Combining regression predictions into a row

jordan · November 7, 2012, 1:51pm

I have created a flow to pass test data through a groupby loop for analysis. The groupby loop performs a linear regression on several targets and then makes several predictions. The intended outcome is that 5-10 rows, representing a single unit are summarized into a single row. The only way I have found to accomplish this is to create individual regressions and predictions for each of the targets of interest and now I must somehow collect these individual predictions into a single row. Can anyone suggest the best way to combine the individual predictions into a single row? Is there any way to build a regression model with several targets? As an example: A model to predict pressure and flow rate as a function of a valve position. I know that it can be done with individual regression nodes, I am hoping that there is an easier, more generic way. In an ideal world, I would love to preserve highlighting through this groupby loop, but I don't believe the mapping feature that exists in the groupby node is implemented in the groupby loop. Is this assumption correct? Thanks to anyone who can help.

jordan · November 7, 2012, 4:48pm

I've managed to do this myself using the column joiner. The next part of my problem has to do with speed. To fit a trend line(single variable regression) through 500, 5 point sets takes about 10 minutes. Any way to improve the speed of this process?

Jordan

jordan · November 7, 2012, 5:16pm

Wow! Not surprisingly, the speed of execution is strongly influenced by the log level. By default, the debug log is set to write a ton of messages. Switching logging reduced the amount of time needed from 18 minutes to about 45 seconds.

So, I've blundered my way through two of my problems. Anybody know if supporting hiliting through a groupby loop is possible? If not, could it be implemented?

Thanks.

gabriel · November 7, 2012, 5:36pm

If you are using the Group Loop Start or have enabled the highlighting explicitly in the GroupBy node and have un-checked the option 'unify row IDs' in the Loop End node, then the hilting also works across the loop. In general, highlighting always works based on row IDs, if a node produces the same row IDs highlighting works right away, in other nodes such as Pivoting and GroupBy the highlighting need to be enabled manually.
I can confirm, that tons of messages printed in the KNIME Console can slow down the KNIME workflow execution. This is simply because the out-process needs resources that can't be used for the executing the workflow.

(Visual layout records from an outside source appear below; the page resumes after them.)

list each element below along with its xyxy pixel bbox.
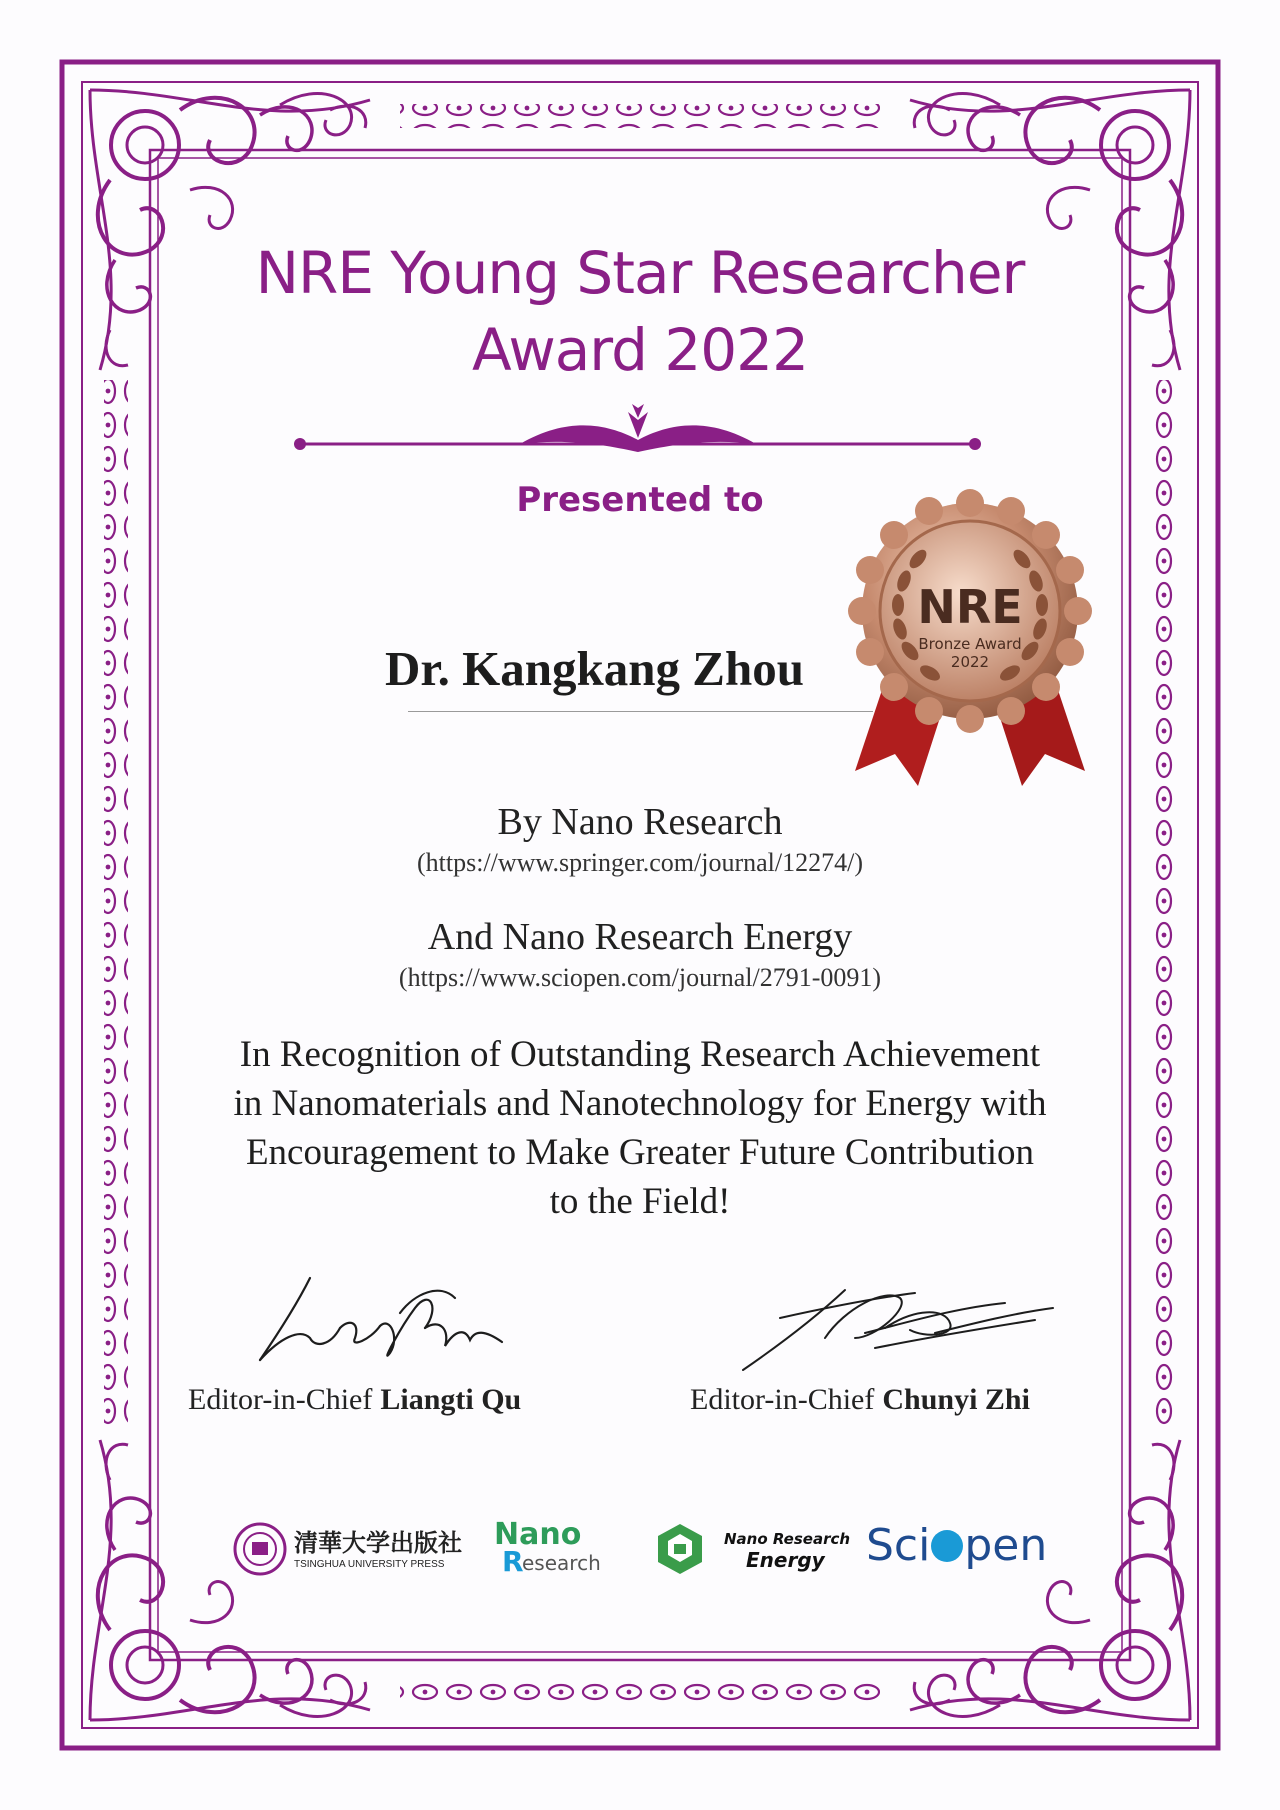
recipient-name: Dr. Kangkang Zhou — [385, 641, 804, 696]
nre-wordmark-line1: Nano Research — [724, 1530, 851, 1548]
badge-title: NRE — [917, 580, 1023, 634]
recognition-statement — [0, 1030, 1280, 1226]
tsinghua-press-logo — [232, 1521, 462, 1581]
publisher-nano-research-energy-url: (https://www.sciopen.com/journal/2791-0091) — [398, 963, 882, 992]
publisher-nano-research-url: (https://www.springer.com/journal/12274/) — [416, 848, 864, 877]
nre-hex-logo-icon — [654, 1522, 706, 1578]
tsinghua-en-name: TSINGHUA UNIVERSITY PRESS — [294, 1559, 445, 1570]
award-title-line2: Award 2022 — [472, 316, 808, 384]
publisher-nano-research: By Nano Research — [497, 801, 783, 843]
editor-role: Editor-in-Chief — [690, 1383, 875, 1416]
signature-liangti-qu — [240, 1268, 510, 1368]
recognition-line: to the Field! — [549, 1181, 731, 1222]
tsinghua-cn-name: 清華大学出版社 — [294, 1528, 462, 1557]
editor-name: Liangti Qu — [380, 1383, 522, 1416]
recognition-line: Encouragement to Make Greater Future Contribution — [245, 1132, 1035, 1173]
title-divider — [294, 404, 981, 452]
sciopen-globe-icon — [931, 1530, 963, 1562]
signature-chunyi-zhi — [735, 1278, 1055, 1378]
nano-word: Nano — [494, 1517, 582, 1552]
editor-chunyi-zhi — [690, 1383, 1030, 1417]
editor-name: Chunyi Zhi — [882, 1383, 1030, 1416]
recognition-line: In Recognition of Outstanding Research Achievement — [239, 1034, 1041, 1075]
presented-to-label: Presented to — [516, 480, 764, 520]
tsinghua-seal-icon — [232, 1521, 288, 1577]
bronze-award-badge-icon — [840, 486, 1100, 816]
nano-research-logo — [494, 1517, 624, 1587]
editor-liangti-qu — [188, 1383, 521, 1417]
sciopen-logo — [866, 1520, 1047, 1580]
nre-wordmark-line2: Energy — [746, 1548, 825, 1572]
research-r-letter: R — [502, 1545, 524, 1578]
recognition-line: in Nanomaterials and Nanotechnology for Energy with — [233, 1083, 1047, 1124]
award-title-line1: NRE Young Star Researcher — [255, 239, 1025, 307]
publisher-nano-research-energy: And Nano Research Energy — [427, 916, 853, 958]
research-word: esearch — [522, 1551, 601, 1575]
nre-wordmark — [724, 1530, 850, 1572]
recipient-underline — [408, 711, 873, 712]
badge-line1: Bronze Award — [918, 635, 1022, 653]
sciopen-pen: pen — [964, 1520, 1048, 1571]
award-title — [0, 235, 1280, 389]
badge-line2: 2022 — [950, 653, 990, 671]
sciopen-sci: Sci — [866, 1520, 931, 1571]
editor-role: Editor-in-Chief — [188, 1383, 373, 1416]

jordan · November 7, 2012, 7:03pm

Thanks Gabriel.

I've found the ability to hilite across a groupby node, I've also observed the ability to preserve hiliting across a regular loop(the "uniquefy row ids" must be disabled.) However, I think the only way to perform hiliting across a groupby loop is if the loop builds a map, just as the groupby node does. Can you confirm that you have been able to preserve hiliting across a groupby loop start and loop end node?

The rows that I produce are summarized results. Basically, I don't expect that they should preserve hiliting because the incoming row id's shouldn't correspond to the results at a 1 to 1 level. It is a many to 1 correspondence from input to results. Does a node exist to establish this link for hilite purposes?

Regarding the logging: I think it would be valuable to make it clear to users that the default loglevel is set to "DEBUG" so that new users(like me) aren't discouraged by what at first could appear to be a very slow tool.